We observe next that "a refusal of a manufacturer to deal with a distributor can constitute a 'combination' in restraint of trade within the purview" of the Sherman Act. (Bushie v. Stenocord Corporation (9th Cir. 1972) 460 F.2d 116, 119; United States v. Parke, Davis & Co. (1960) 362 U.S. 29, 80 S.Ct. 503, 4 L.Ed.2d 505; Albrecht v. Herald Co. (1968) 390 U.S. 145, 88 S.Ct. 869, 19 L.Ed.2d 998.)

The question is whether this is one of the situations where a manufacturer's refusal to deal runs afoul of the antitrust laws. The answer hinges on whether Guild's alleged conduct is unlawful per se or whether it is to be judged under the "rule of reason." Sosnick does not contend that the evidence would support antitrust liability under the "rule of reason" approach; were that approach to be taken, the trial court's instructions would either be correct or harmless error.

We conclude that this case assuming, of course, that Sosnick's refusal to agree to turn the Lucky account over to Valley was a substantial factor in Guild's decision to terminate Sosnick is governed by a per se principle.
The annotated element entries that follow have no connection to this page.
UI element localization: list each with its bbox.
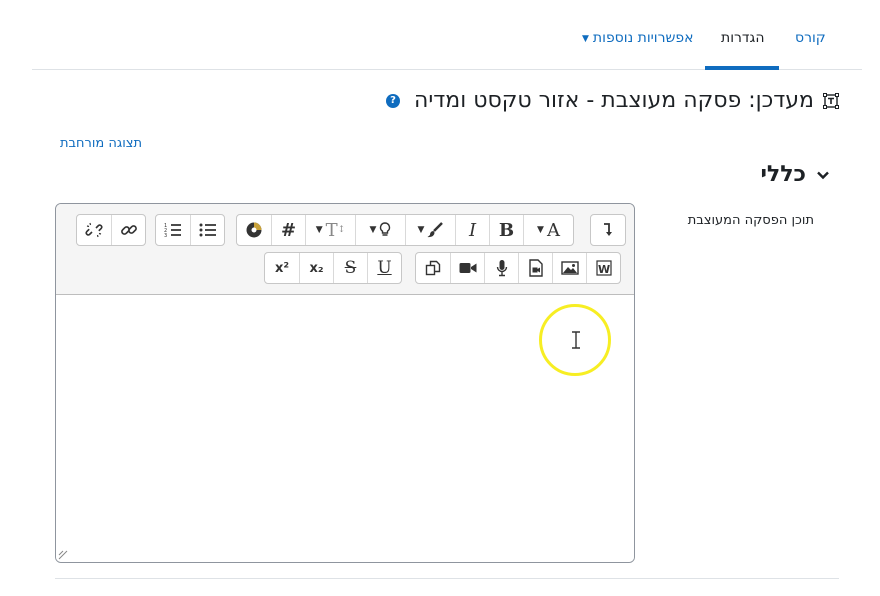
unordered-list-icon <box>199 223 216 237</box>
tab-more-options[interactable]: ▼ אפשרויות נוספות <box>582 30 694 46</box>
underline-button[interactable]: U <box>367 253 401 283</box>
chevron-down-icon <box>817 171 829 179</box>
bold-label: B <box>498 219 515 241</box>
level-down-icon <box>604 223 612 236</box>
italic-button[interactable]: I <box>455 215 489 245</box>
svg-text:3: 3 <box>164 233 167 238</box>
underline-label: U <box>377 258 392 278</box>
microphone-icon <box>496 260 507 277</box>
resize-handle-icon[interactable] <box>58 550 68 560</box>
video-camera-icon <box>459 263 476 273</box>
highlight-button[interactable]: ▼ <box>355 215 405 245</box>
active-tab-indicator <box>705 66 779 70</box>
lightbulb-icon <box>380 222 391 236</box>
video-button[interactable] <box>450 253 484 283</box>
page-header: מעדכן: פסקה מעוצבת - אזור טקסט ומדיה ? <box>386 88 840 113</box>
subscript-label: x₂ <box>309 260 324 276</box>
superscript-button[interactable]: x² <box>265 253 299 283</box>
caret-down-icon: ▼ <box>315 225 323 235</box>
ordered-list-icon: 1 2 3 <box>164 223 181 238</box>
section-general-header[interactable]: כללי <box>760 162 830 187</box>
font-color-label: A <box>546 219 560 241</box>
brush-icon <box>427 222 444 238</box>
strikethrough-button[interactable]: S <box>333 253 367 283</box>
font-size-button[interactable]: ▼ T ↕ <box>305 215 355 245</box>
insert-media-button[interactable] <box>518 253 552 283</box>
copy-button[interactable] <box>416 253 450 283</box>
tab-more-label: אפשרויות נוספות <box>592 30 694 46</box>
unlink-icon <box>85 222 103 238</box>
secondary-navigation: ▼ אפשרויות נוספות הגדרות קורס <box>32 0 862 70</box>
section-divider <box>55 578 839 579</box>
strikethrough-label: S <box>344 258 357 278</box>
font-size-label: T <box>325 219 338 241</box>
editor-toolbar: 1 2 3 # ▼ T ↕ ▼ ▼ I B ▼ A x² x₂ S U W <box>56 204 634 295</box>
link-icon <box>120 225 137 235</box>
toolbar-toggle-group <box>590 214 626 246</box>
field-label-content: תוכן הפסקה המעוצבת <box>687 213 814 228</box>
lists-group: 1 2 3 <box>155 214 225 246</box>
background-color-button[interactable]: ▼ <box>405 215 455 245</box>
media-group: W <box>415 252 621 284</box>
paste-from-word-button[interactable]: W <box>586 253 620 283</box>
bold-button[interactable]: B <box>489 215 523 245</box>
text-media-area-icon <box>822 92 840 110</box>
unordered-list-button[interactable] <box>190 215 224 245</box>
superscript-label: x² <box>274 260 290 276</box>
size-arrows-icon: ↕ <box>337 225 346 235</box>
link-button[interactable] <box>111 215 145 245</box>
caret-down-icon: ▼ <box>537 225 544 235</box>
tab-course[interactable]: קורס <box>795 30 826 46</box>
media-file-icon <box>528 259 543 277</box>
accessibility-checker-button[interactable] <box>237 215 271 245</box>
word-paste-icon: W <box>595 260 612 276</box>
svg-text:W: W <box>598 263 610 276</box>
show-more-buttons-button[interactable] <box>591 215 625 245</box>
caret-down-icon: ▼ <box>417 225 425 235</box>
format-group: # ▼ T ↕ ▼ ▼ I B ▼ A <box>236 214 574 246</box>
expand-all-link[interactable]: תצוגה מורחבת <box>60 136 142 151</box>
italic-label: I <box>468 219 477 241</box>
accessibility-icon <box>246 222 262 238</box>
image-icon <box>560 261 579 275</box>
text-cursor-icon <box>572 331 580 349</box>
subscript-button[interactable]: x₂ <box>299 253 333 283</box>
help-icon[interactable]: ? <box>386 93 400 108</box>
record-audio-button[interactable] <box>484 253 518 283</box>
links-group <box>76 214 146 246</box>
ordered-list-button[interactable]: 1 2 3 <box>156 215 190 245</box>
unlink-button[interactable] <box>77 215 111 245</box>
caret-down-icon: ▼ <box>369 225 377 235</box>
chevron-down-icon: ▼ <box>582 34 589 44</box>
section-title: כללי <box>760 162 806 187</box>
page-title: מעדכן: פסקה מעוצבת - אזור טקסט ומדיה <box>414 88 814 113</box>
rich-text-editor: 1 2 3 # ▼ T ↕ ▼ ▼ I B ▼ A x² x₂ S U W <box>55 203 635 563</box>
hashtag-label: # <box>280 219 297 241</box>
text-style-group: x² x₂ S U <box>264 252 402 284</box>
copy-icon <box>425 260 441 276</box>
font-color-button[interactable]: ▼ A <box>523 215 573 245</box>
tab-settings[interactable]: הגדרות <box>721 30 764 46</box>
hashtag-button[interactable]: # <box>271 215 305 245</box>
insert-image-button[interactable] <box>552 253 586 283</box>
It is settled that distributors cannot lawfully agree to divide territories or customers. Such conduct is sometimes called a "horizontal restraint," and is a per se violation of the Sherman Act. (United States v. Topco Associates (1972) 405 U.S. 596, 92 S.Ct. 1126, 31 L.Ed.2d 515.) The principle has deep roots, going back to Addyston Pipe & Steel Co. v. United States (1899) 175 U.S. 211, 20 S.Ct. 96, 44 L.Ed. 136. When Guild became a distributor the same rule became applicable to it. Guild could not lawfully coerce a fellow distributor into allocating customers any more than Sosnick and other distributors could lawfully agree to such an allocation. (American Motor Inns, Inc. v. Holiday Inns, Inc. (3d Cir. 1975) 521 F.2d 1230, 1253-1254 (territorial restrictions imposed by motel chain on its franchisees are horizontal restraints and illegal per se where the chain also operates motels); Hobart Brothers Co. v. Malcolm T. Gilliland, Inc. (5th Cir. 1973) 471 F.2d 894, 899 (illegal horizontal restraint for manufacturer who also distributes to some accounts to limit territories of its distributors so as to eliminate competition between the manufacturer and its distributors).) Hobart Brothers and American Motor Inns cover the situation before us. (For a recent application of the same principle, see Krehl v. Baskin-Robbins Ice Cream Co. (C.D.Cal.1978) 78 F.R.D. 108, 123.)
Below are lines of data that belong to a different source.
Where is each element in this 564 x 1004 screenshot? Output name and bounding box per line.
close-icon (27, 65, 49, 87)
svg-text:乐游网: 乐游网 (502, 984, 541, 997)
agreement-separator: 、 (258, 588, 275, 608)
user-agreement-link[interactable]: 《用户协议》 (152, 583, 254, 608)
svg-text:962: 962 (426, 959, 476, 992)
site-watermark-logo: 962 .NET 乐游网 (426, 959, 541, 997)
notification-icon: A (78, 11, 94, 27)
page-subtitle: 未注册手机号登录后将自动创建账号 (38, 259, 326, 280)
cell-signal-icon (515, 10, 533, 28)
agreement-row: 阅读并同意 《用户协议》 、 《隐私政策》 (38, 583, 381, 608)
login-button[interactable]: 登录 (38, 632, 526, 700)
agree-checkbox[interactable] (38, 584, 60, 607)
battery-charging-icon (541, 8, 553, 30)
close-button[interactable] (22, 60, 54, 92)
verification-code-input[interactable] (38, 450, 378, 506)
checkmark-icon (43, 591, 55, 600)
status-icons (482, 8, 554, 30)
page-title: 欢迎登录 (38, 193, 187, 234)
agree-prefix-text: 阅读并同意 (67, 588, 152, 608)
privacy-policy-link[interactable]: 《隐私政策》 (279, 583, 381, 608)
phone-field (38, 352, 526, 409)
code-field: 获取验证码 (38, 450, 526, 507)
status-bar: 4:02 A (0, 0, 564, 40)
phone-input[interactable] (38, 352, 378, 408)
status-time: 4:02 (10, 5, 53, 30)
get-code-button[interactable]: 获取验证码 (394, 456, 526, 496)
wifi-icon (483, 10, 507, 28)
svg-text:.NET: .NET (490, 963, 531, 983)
Per se principles are formulated where the conduct involved is manifestly anticompetitive and has no clearly discernible benefits to competition. (Continental T.V., Inc. v. GTE Sylvania Inc. (1977) 433 U.S. 36, 50, 97 S.Ct. 2549, 53 L.Ed.2d 568; Marin County Bd. of Realtors v. Palsson (1976) 16 Cal.3d 920, 934, 130 Cal.Rptr. 1, 549 P.2d 833.) The undesirable effects of a manufacturer restraining a distributor from selling to particular customers are that "they serve to suppress all competition between manufacturer and distributors for the custom of the most desirable accounts . . . (without) . . . countervailing tendencies to foster competition between brands." (White Motor Co. v. United States (1963) 372 U.S. 253, 272, 83 S.Ct. 696, 707, 9 L.Ed.2d 738 (Brennan, J., concurring).) The anticompetitive consequences were also lucidly noted in Industrial Bldg. Materials, Inc. v. Interchemical Corp. (9th Cir. 1970) 437 F.2d 1336, 1342, as follows:

"The appellee cites many cases for the proposition that a manufacturer is free to agree with others to replace a distributor. In each of those cases, however, the manufacturer did not enter into competition with a distributor, and there was no removal of a competitor of the manufacturer from the market. In none of those cases did the agreement have an anticompetitive purpose or effect. (Citation.) When a distributor is replaced by another, the public is given a substitute with no diminution in the number of distributors offering services, but when the manufacturer enters the field and then removes a distributor, the public is left with only the manufacturer instead of the manufacturer and the independent distributor." (Fn. omitted.)